Dalí was principally inspired by the untangible, unconscious world that we do not participate in, but that we dream. During the 1930's he went to Paris and became a fully fledged contributor to the Surrealist Movement, led by André Breton. Regardless of the fact that he was ousted only nine years later, it was surrealism that defined him and his work for the main part of his life.

As well as his contemporary Surrealist painters like André Breton and Joan Miró, Dalí also found inspiration in the works of film directors like Luis Buñuel, with whom he worked with on his first film in 1929, 'Un Chien Andalou'. This short, black and white film contains only music and no words as a soundtrack to some of the most disturbing and inexplicable images seen on film. A man dragging bloody donkeys attached to a piano across a room and the splicing of an eyeball are just some of the treats that lie in store for the viewer. However, whilst the film appears to be nonsensical, it captures perfectly the nightmarish incontrollability of dreams. Two years later he collaborated with Luis Buñuel again on the film 'L'Age D'or'.

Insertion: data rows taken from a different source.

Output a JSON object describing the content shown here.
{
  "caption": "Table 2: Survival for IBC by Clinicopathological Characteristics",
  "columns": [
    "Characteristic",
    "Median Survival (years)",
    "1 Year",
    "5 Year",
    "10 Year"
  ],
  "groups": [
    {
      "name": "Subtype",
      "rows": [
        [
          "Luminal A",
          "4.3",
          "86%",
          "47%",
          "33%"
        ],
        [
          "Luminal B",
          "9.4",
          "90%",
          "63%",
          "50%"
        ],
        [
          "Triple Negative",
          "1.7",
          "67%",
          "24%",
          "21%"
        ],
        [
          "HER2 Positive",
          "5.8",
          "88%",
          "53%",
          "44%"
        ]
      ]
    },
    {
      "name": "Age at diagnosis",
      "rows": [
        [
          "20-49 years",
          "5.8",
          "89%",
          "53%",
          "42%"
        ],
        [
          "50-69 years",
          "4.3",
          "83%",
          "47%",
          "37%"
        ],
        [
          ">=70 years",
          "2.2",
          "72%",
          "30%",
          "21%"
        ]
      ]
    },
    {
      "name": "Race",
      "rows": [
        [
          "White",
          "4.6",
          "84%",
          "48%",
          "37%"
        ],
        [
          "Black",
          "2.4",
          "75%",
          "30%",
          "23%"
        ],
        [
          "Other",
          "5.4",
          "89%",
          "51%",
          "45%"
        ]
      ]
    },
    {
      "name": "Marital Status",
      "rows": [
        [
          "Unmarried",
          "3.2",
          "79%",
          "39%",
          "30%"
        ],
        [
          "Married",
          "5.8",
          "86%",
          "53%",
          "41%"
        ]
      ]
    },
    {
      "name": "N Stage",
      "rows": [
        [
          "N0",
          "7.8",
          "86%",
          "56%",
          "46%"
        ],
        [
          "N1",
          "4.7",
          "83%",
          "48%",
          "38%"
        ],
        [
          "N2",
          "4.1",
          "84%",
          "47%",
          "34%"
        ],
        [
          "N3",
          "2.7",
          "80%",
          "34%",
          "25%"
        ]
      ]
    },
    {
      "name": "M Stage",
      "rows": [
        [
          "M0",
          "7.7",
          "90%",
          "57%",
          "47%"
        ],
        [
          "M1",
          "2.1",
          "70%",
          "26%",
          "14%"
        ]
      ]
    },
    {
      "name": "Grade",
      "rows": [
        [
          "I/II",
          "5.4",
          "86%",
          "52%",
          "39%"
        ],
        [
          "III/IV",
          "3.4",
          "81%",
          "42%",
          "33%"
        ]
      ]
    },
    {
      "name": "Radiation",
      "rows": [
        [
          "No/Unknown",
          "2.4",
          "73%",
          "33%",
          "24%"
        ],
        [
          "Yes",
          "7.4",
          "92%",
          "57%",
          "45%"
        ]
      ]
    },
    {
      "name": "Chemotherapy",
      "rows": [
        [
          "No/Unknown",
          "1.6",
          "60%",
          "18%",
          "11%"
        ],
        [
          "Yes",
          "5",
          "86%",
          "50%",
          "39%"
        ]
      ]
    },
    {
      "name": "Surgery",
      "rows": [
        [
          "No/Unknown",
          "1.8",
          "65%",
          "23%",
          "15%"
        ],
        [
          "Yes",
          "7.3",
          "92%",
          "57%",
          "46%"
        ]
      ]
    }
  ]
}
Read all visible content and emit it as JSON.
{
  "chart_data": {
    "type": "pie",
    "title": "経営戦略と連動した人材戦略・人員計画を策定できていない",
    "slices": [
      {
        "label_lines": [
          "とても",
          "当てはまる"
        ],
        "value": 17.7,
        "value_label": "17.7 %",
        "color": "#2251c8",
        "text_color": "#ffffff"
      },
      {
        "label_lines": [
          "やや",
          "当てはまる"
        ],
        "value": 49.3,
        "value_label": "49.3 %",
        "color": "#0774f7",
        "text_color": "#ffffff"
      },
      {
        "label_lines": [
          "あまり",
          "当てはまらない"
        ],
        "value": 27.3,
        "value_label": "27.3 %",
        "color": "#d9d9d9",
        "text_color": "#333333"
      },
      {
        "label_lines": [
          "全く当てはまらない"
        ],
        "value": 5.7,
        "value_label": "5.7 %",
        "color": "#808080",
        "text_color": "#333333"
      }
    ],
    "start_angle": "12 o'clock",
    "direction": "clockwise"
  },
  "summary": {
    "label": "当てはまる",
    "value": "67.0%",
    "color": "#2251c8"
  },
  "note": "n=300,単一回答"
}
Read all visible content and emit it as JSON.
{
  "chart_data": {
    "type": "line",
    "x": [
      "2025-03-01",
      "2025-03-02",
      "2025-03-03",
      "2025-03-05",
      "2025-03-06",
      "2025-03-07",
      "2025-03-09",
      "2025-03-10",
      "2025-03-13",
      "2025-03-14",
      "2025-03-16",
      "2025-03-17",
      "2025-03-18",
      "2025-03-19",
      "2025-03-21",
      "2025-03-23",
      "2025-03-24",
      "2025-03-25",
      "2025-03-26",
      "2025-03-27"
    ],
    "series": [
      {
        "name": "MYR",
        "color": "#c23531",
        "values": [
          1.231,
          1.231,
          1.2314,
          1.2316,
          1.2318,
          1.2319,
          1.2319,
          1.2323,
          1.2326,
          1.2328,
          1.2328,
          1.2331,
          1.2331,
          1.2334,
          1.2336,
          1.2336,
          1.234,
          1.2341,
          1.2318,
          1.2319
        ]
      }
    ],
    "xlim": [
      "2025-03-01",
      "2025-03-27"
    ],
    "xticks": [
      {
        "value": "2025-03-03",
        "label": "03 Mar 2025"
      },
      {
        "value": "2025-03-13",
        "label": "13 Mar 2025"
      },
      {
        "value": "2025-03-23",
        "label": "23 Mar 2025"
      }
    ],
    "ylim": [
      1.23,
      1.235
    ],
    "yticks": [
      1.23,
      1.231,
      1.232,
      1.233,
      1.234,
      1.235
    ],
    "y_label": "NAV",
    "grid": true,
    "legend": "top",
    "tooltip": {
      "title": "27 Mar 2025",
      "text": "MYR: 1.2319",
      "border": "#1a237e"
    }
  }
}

Salvador Dalí also spent some time travelling in Italy, during which he was captivated by the classical and renaissance style pieces left behind by old masters. After being disallowed to continue as a 'Surrealist', having had an aggressive disaggreement with the movements' founder, Dalí began to paint his own versions of classic sacred scenes and more traditional art subjects. During his time in America he also began to write (rather egoistically) several autobiographies which he titled 'The Secret Life of Salvador Dalí' (1942) and 'Diary of a Genius' (1964).

You can see some great collections of Dalí's masterpieces if you are in Spain. The Fundació Gala Salvador Dalí in Figueres and the Museo Nacional Centro de Arte Reina Sofia in Madrid.